When investigating CrcB function, researchers may encounter contradictory findings due to the complexity of bacterial systems. Methodological approaches to resolve such contradictions include:

• Systematic Variation of Experimental Conditions:

  • Test CrcB function across different growth phases

  • Vary environmental conditions (temperature, salinity, nutrient availability)

  • Compare results in laboratory media versus natural marine environments

• Multiple Complementary Approaches:

  • Combine genetic, biochemical, and imaging approaches

  • Use both in vivo and in vitro experimental systems

  • Apply both gain-of-function and loss-of-function strategies

• Strain Background Considerations:

  • Verify genetic modifications in multiple independent clones

  • Consider potential second-site suppressors that may mask phenotypes

  • Test genetic modifications in different wild-type strain backgrounds when possible

• Addressing Technical Challenges:

  • For transmembrane proteins like CrcB, ensure proper solubilization techniques

  • Verify protein expression and localization before interpreting functional results

  • Consider potential artifacts from fusion proteins or overexpression systems

• Data Integration Framework:

  • Develop a coherent model that accounts for seemingly contradictory observations

  • Consider context-dependent functions that may explain variable results

  • Use mathematical modeling to test whether contradictory findings can be explained by a unified mechanism

What emerging technologies could advance our understanding of CrcB function in H. neptunium?

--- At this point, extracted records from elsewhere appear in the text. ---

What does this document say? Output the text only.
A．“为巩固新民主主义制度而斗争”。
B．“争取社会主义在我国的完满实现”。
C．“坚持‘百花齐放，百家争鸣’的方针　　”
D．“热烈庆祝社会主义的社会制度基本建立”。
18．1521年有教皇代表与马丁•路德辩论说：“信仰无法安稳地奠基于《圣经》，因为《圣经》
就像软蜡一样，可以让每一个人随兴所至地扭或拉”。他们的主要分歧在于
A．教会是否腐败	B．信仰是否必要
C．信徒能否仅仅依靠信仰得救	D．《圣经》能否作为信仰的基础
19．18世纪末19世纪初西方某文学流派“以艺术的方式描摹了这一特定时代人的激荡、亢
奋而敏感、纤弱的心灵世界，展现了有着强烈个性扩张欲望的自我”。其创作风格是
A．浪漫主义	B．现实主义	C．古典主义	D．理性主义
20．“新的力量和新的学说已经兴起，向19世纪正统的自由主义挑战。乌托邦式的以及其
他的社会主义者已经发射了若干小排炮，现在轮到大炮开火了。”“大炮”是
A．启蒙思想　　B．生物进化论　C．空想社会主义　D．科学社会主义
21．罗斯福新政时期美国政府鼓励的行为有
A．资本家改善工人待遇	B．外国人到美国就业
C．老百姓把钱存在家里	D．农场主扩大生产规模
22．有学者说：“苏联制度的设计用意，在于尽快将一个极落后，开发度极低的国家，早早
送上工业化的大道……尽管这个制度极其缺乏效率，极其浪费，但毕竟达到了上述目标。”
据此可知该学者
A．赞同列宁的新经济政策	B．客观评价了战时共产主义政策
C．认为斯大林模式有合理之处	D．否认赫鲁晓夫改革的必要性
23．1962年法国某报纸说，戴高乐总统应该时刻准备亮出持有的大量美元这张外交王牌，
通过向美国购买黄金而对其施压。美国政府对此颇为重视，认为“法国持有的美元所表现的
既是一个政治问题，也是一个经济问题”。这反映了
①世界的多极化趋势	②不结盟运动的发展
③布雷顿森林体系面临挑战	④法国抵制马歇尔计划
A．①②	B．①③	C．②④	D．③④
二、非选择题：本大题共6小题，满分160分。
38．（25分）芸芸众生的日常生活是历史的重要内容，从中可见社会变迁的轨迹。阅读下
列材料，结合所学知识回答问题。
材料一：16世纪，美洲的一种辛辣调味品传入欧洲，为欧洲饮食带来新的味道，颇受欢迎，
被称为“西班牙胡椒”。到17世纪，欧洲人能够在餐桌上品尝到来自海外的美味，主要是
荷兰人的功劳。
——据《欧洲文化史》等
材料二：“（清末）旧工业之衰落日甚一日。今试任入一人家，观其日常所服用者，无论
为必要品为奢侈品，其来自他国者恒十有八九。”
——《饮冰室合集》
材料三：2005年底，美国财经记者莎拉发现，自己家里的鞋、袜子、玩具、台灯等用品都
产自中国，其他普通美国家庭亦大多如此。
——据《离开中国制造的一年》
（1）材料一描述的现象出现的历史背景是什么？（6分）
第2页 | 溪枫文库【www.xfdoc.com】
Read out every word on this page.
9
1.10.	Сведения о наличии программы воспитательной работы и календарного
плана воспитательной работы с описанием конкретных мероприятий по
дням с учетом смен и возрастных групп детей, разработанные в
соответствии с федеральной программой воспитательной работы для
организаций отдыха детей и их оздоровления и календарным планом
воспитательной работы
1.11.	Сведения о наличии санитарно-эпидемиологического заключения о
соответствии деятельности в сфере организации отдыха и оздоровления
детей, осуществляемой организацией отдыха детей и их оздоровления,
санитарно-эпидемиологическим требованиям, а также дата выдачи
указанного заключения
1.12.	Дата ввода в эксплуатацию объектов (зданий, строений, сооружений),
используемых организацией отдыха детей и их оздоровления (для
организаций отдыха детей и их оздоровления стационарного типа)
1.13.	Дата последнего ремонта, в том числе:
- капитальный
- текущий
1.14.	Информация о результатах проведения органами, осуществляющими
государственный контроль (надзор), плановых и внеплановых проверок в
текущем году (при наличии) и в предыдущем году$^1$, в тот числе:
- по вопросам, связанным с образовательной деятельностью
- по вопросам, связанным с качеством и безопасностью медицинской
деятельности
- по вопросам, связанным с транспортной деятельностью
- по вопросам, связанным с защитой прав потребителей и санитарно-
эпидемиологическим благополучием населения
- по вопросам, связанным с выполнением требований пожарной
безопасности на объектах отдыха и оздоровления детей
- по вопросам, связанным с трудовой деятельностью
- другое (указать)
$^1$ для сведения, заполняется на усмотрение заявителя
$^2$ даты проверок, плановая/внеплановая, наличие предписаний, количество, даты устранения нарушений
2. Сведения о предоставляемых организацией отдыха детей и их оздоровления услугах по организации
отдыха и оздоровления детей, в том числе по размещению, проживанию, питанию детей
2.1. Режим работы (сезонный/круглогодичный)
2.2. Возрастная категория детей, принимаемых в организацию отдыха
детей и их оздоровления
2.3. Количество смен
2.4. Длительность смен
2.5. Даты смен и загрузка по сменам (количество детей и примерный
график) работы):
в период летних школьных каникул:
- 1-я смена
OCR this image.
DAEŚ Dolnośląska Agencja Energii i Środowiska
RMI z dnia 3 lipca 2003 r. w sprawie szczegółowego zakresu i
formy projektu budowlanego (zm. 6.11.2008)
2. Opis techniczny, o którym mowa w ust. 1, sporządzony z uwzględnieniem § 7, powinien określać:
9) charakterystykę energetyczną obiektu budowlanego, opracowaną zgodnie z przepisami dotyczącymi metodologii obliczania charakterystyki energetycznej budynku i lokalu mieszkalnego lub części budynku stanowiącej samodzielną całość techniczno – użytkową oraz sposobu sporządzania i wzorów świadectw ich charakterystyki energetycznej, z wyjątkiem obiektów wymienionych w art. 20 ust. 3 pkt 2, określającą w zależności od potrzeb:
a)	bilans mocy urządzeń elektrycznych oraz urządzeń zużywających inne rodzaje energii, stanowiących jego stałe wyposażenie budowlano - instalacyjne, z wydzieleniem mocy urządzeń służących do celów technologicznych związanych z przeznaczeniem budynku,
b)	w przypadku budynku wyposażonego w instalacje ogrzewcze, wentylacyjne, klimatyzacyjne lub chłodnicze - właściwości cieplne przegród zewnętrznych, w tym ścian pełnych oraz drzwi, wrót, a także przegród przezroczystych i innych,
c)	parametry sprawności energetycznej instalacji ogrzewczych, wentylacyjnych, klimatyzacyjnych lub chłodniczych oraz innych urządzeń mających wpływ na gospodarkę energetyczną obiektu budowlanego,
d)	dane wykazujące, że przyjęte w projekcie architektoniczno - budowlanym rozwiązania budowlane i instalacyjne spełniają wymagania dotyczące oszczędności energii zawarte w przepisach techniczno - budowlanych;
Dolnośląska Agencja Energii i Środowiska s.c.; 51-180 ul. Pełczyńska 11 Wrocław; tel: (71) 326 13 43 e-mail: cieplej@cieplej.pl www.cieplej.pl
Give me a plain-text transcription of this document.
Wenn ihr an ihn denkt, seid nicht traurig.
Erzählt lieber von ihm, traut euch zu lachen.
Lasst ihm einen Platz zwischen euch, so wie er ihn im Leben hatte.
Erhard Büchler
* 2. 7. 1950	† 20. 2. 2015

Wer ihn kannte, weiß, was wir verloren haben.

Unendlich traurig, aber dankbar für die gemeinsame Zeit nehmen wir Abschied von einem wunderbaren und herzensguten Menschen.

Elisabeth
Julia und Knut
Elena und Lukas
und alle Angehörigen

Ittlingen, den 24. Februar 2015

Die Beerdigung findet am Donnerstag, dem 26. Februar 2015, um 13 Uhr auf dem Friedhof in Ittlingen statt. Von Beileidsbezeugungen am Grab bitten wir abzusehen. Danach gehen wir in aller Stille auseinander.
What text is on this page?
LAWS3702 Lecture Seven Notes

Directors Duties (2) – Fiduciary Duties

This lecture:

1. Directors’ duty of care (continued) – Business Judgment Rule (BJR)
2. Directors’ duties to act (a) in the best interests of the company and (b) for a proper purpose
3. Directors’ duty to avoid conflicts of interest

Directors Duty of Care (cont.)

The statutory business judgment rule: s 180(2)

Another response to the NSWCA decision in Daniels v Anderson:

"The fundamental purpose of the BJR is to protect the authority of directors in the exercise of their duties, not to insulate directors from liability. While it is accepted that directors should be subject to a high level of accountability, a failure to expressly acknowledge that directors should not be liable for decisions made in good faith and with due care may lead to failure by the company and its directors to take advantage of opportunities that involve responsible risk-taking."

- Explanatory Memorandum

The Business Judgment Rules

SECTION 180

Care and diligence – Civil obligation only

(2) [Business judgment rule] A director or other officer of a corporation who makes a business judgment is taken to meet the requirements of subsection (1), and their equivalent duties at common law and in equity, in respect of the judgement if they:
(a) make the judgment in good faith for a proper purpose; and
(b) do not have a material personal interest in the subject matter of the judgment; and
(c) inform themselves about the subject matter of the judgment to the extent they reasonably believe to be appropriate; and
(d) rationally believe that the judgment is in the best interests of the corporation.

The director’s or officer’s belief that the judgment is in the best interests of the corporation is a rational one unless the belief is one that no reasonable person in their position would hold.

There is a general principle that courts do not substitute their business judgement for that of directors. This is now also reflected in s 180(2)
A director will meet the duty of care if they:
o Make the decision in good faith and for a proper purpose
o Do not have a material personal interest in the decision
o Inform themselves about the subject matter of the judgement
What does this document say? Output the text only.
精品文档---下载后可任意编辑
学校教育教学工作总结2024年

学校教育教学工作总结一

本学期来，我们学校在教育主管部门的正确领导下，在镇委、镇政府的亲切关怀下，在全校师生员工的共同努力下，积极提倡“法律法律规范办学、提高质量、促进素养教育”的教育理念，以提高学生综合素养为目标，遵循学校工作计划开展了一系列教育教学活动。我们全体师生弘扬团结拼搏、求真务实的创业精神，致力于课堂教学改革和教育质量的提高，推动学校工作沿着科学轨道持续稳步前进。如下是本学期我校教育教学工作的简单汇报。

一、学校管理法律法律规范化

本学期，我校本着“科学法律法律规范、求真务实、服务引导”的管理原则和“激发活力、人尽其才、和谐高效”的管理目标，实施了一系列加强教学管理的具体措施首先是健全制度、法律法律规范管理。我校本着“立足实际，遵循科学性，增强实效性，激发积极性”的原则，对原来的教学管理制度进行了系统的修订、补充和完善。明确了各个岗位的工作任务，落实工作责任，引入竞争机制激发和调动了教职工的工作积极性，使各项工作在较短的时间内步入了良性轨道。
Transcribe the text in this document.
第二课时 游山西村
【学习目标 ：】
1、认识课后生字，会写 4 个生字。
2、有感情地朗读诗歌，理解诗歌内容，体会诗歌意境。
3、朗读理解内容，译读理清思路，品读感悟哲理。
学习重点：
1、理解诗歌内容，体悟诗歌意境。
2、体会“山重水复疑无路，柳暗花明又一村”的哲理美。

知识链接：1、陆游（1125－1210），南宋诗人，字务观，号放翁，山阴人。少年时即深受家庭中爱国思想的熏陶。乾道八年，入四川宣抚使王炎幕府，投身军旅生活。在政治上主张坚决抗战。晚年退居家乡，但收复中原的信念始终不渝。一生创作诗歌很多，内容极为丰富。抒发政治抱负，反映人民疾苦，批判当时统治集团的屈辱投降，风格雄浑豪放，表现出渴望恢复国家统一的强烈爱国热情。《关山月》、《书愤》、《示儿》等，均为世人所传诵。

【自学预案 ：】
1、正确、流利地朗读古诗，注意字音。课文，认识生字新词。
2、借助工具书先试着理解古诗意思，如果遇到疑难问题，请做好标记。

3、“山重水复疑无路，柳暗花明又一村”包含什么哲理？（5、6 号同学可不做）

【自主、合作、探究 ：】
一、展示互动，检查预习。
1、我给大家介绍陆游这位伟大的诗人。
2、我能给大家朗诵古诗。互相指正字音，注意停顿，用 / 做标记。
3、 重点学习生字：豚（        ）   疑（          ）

Several cutting-edge technologies hold promise for elucidating CrcB function in H. neptunium:

• CRISPR-Cas9 Genome Editing:

  • Adapt CRISPR systems for precise genetic manipulation in H. neptunium

  • Develop methods for creating clean deletions and point mutations

  • Establish CRISPRi systems for conditional gene repression

• Single-Cell Technologies:

  • Apply single-cell RNA-seq to identify transcriptional changes associated with CrcB function

  • Use single-molecule tracking to observe CrcB dynamics in living cells

  • Implement microfluidic approaches to study cell-to-cell variability

• Cryo-Electron Tomography:

  • Visualize CrcB in its native cellular context

  • Examine potential structural roles in membrane organization

  • Study its relationship to cytoskeletal elements during budding

• Systems Biology Approaches:

  • Perform global genetic interaction screens to identify functional relationships

  • Use proteomics to identify CrcB interaction partners

  • Develop computational models of budding that incorporate CrcB function

These emerging technologies can be combined with established approaches to develop a comprehensive understanding of CrcB's role in H. neptunium's unique cellular processes.